My heavy London clay soil seems to be ideal for these Jerusalem artichokes. It's extremely muddy down on the allotment at the moment so they took quite a bit of scrubbing with the garden hose and a brush to get them clean.

They always seem to be a bit of a fiddle to prepare and cook. Today I roasted some in the oven but the skins were still thick and leathery. Steaming seems to be a better option but still a bit fiddly. Does anyone have any handy hints for preparing artichokes? Whatever it takes, I am a big fan and I adore them!


At 6:08 PM, Anonymous kitsapFG said...

I have never grown jerusalem artichokes so I do not have any advice to offer up.

At 7:22 PM, Blogger miss m (InfG) said...

Oh my, you'll be getting more than a single meal out of those, they're huge ! (What variety, do you know ?)

I've been told they make a great soup. Enjoy !

At 7:50 PM, Blogger mc55 said...

ooo, nice size tubers Matron. We either fry ours as chips along with a mix of potatoes, or we make them into soup. I was once served them as mash in a restaurant - very tasty.


At 10:43 PM, Anonymous Joan said...

I just recently found some in the grocery store. It's not common here. I liked it so I will plant it next year.

Here's something I read in a book by Hessayon. The author listed two varieties.

1. Fuseau: Long, white tubers with a far smoother surface than the ordinary variety. Compact plant-only reaching 5-6 feet.

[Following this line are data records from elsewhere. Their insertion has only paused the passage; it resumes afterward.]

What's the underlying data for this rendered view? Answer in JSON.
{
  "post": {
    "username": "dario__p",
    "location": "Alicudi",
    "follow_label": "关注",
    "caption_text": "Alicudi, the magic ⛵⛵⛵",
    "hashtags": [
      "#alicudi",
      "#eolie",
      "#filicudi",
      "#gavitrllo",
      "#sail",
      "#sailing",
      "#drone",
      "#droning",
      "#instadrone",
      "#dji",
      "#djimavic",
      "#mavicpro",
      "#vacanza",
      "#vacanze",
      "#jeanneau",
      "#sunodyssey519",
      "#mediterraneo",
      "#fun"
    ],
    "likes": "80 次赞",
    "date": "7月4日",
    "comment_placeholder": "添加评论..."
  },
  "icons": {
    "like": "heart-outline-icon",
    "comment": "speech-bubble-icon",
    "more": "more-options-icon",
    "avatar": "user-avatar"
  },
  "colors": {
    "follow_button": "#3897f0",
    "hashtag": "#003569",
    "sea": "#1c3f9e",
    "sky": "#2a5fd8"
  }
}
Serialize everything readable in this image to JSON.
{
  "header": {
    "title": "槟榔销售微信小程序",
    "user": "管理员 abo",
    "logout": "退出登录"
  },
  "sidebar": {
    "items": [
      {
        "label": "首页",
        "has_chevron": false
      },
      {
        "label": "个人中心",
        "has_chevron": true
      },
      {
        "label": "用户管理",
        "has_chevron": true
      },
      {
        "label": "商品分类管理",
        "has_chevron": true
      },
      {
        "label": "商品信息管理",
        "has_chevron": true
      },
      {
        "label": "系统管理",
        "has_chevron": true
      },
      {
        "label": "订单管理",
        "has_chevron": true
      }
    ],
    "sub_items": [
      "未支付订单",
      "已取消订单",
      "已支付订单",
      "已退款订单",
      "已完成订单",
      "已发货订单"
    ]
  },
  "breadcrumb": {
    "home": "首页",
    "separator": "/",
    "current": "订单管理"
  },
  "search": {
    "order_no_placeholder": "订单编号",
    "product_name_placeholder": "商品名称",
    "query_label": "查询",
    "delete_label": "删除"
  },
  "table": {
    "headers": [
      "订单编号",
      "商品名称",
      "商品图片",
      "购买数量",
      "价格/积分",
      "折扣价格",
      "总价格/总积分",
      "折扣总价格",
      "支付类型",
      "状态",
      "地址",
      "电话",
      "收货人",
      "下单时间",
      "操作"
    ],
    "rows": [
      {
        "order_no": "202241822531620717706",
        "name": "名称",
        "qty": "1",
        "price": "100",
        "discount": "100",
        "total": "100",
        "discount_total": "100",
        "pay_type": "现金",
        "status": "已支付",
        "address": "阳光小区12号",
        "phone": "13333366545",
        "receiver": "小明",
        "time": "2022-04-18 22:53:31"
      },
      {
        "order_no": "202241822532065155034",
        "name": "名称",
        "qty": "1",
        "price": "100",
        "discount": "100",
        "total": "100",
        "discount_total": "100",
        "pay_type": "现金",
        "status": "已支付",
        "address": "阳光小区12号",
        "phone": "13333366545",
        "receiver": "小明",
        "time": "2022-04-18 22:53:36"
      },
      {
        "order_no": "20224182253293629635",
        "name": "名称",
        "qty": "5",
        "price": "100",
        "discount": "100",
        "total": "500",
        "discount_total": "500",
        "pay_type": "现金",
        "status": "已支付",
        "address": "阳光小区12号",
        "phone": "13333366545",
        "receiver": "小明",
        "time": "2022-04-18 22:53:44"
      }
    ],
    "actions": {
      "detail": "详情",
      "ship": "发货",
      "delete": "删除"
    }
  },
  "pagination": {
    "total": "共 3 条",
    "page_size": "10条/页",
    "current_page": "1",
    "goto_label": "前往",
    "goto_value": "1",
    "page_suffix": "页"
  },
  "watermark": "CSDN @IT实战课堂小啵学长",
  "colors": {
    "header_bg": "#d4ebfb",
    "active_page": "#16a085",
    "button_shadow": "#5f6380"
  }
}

2. Dwarf Sunray: White skin which does not need peeling. Compact growth habit.

I don't know which variety I bought. I'm checking with the store.

At 3:49 AM, Blogger Wild Mood Swings said...

Boil them as they are , then you just squeeze the insides out like toothpaste no fussy peeling involved

At 9:23 AM, Blogger Magic Cochin said...

Don't ever ever ever eat them raw!!! I stupidly believed what I read in a book (duh!!!) and tried wafer thin slices in a salad. The stomach pains lasted more than a week :-O

I dug up the evil tubors and tossed them ceremoniously into the council's compostable waste bin. But, they're back!!! They even flowered this year (quite pretty mini-sunflowers). The memory of my painful digestive tract has faded and I just might tentatively give them another chance.

BTW ours are pinky purple skinned ones and more spherical in shape.


At 8:59 PM, Anonymous Molly said...

They make a wonderful substitute for water chestnuts in chinese stir-fry recipes.

At 2:26 PM, Blogger Nutty Gnome said...

'fraid we dug all our up as they gave all 4 of us serious wind problems!!! :)

At 4:44 AM, Anonymous Christine said...

I have similar soil and when I bought my house there were Jerusalem artichokes everywhere. i actually wanted to eradicate them and was digging them up. A gardener friend came to help me with another project and I asked her if she had seen the Jerusalem artichokes I had dug up. She said yes, she had seen them, cut them up (so there would be more!) and replanted them. arggh!

At 7:58 PM, Blogger Medna said...

They make an interesting dauphinoise, peeled, sliced thin and baked in garlicky cream.